During the lunch we are regaled with facts about product development and specifically the rounds and rounds of testing, focus grouping and re-testing it takes to perfect a scented product. Getting the scent right is one thing but getting the scent right and making sure the product still performs as expected is quite another. I was interested to learn that there are many different lavender scents. Some are sweeter and more powdery, some a bit spicy and some a bit minty (lavender is related to mint). The style of lavender scent that the public favours varies over the years. It's why some of us associate that powdery version of lavender with our grandmothers. Because in that era, that's the version that was popular. 

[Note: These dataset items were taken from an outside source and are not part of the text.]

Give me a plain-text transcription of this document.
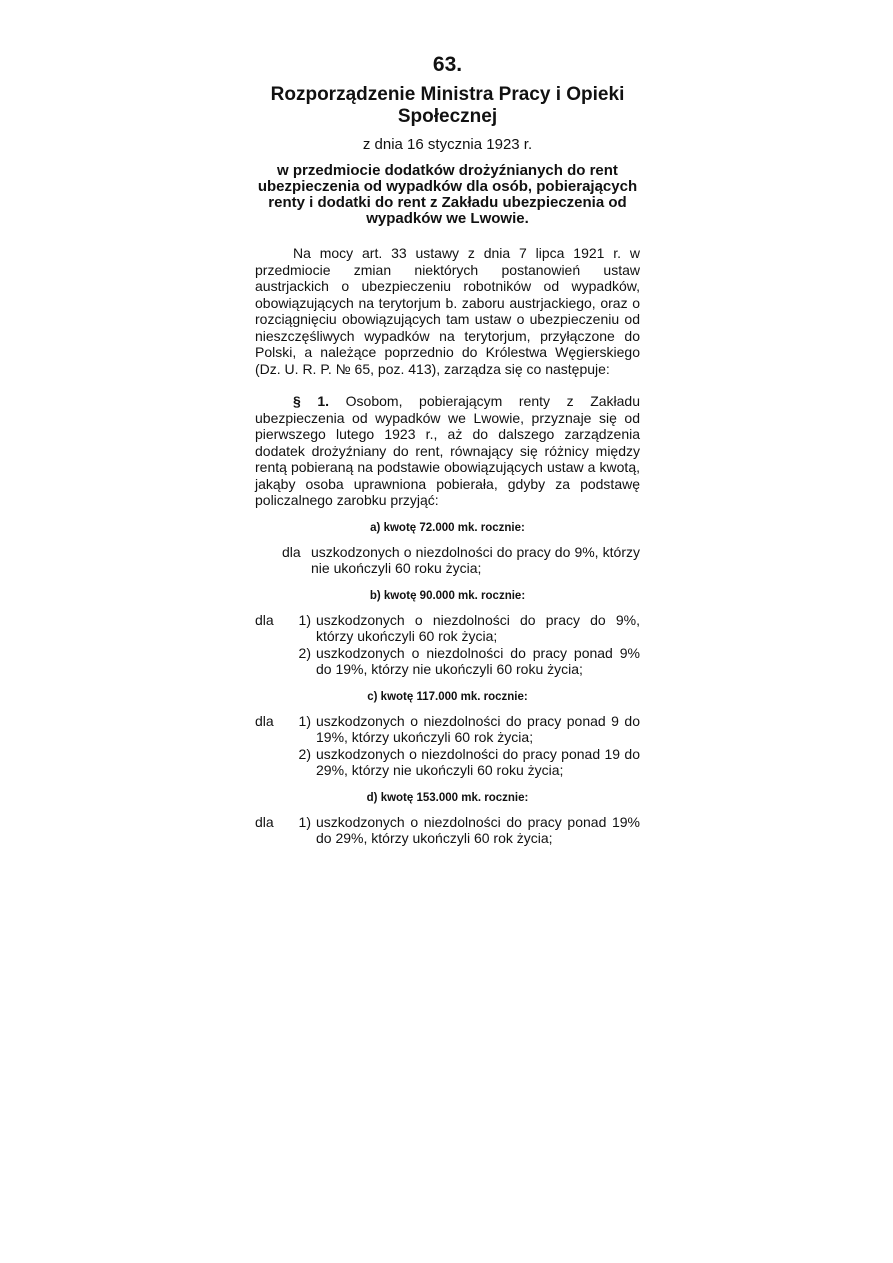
63.
Rozporządzenie Ministra Pracy i Opieki Społecznej
z dnia 16 stycznia 1923 r.
w przedmiocie dodatków drożyźnianych do rent ubezpieczenia od wypadków dla osób, pobierających renty i dodatki do rent z Zakładu ubezpieczenia od wypadków we Lwowie.
Na mocy art. 33 ustawy z dnia 7 lipca 1921 r. w przedmiocie zmian niektórych postanowień ustaw austrjackich o ubezpieczeniu robotników od wypadków, obowiązujących na terytorjum b. zaboru austrjackiego, oraz o rozciągnięciu obowiązujących tam ustaw o ubezpieczeniu od nieszczęśliwych wypadków na terytorjum, przyłączone do Polski, a należące poprzednio do Królestwa Węgierskiego (Dz. U. R. P. № 65, poz. 413), zarządza się co następuje:
§ 1. Osobom, pobierającym renty z Zakładu ubezpieczenia od wypadków we Lwowie, przyznaje się od pierwszego lutego 1923 r., aż do dalszego zarządzenia dodatek drożyźniany do rent, równający się różnicy między rentą pobieraną na podstawie obowiązujących ustaw a kwotą, jakąby osoba uprawniona pobierała, gdyby za podstawę policzalnego zarobku przyjąć:
a) kwotę 72.000 mk. rocznie:
dla uszkodzonych o niezdolności do pracy do 9%, którzy nie ukończyli 60 roku życia;
b) kwotę 90.000 mk. rocznie:
dla	1) uszkodzonych o niezdolności do pracy do 9%, którzy ukończyli 60 rok życia;
2) uszkodzonych o niezdolności do pracy ponad 9% do 19%, którzy nie ukończyli 60 roku życia;
c) kwotę 117.000 mk. rocznie:
dla	1) uszkodzonych o niezdolności do pracy ponad 9 do 19%, którzy ukończyli 60 rok życia;
2) uszkodzonych o niezdolności do pracy ponad 19 do 29%, którzy nie ukończyli 60 roku życia;
d) kwotę 153.000 mk. rocznie:
dla	1) uszkodzonych o niezdolności do pracy ponad 19% do 29%, którzy ukończyli 60 rok życia;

After the luncheon, Terre Bleu proprietor Ian Baird led a tour of the farm and filled us in on the operation, its 37,000 lavender plants and their wondrous powers. Terre Bleu also operates as an apiary and horse farm. 

I very much appreciated Ian's sartorial splendor. Nice kicks Ian!

This, unfortunately, is not a photo from the day I visited but just look at it and take a deep breath. The day I visited many of the brilliant purple blooms had already been harvested (harvest begins in July) and we were in the middle of a draught. 

That day I took home some Pine-Sol to try. I can say it smells wonderful but I haven't put it to work yet.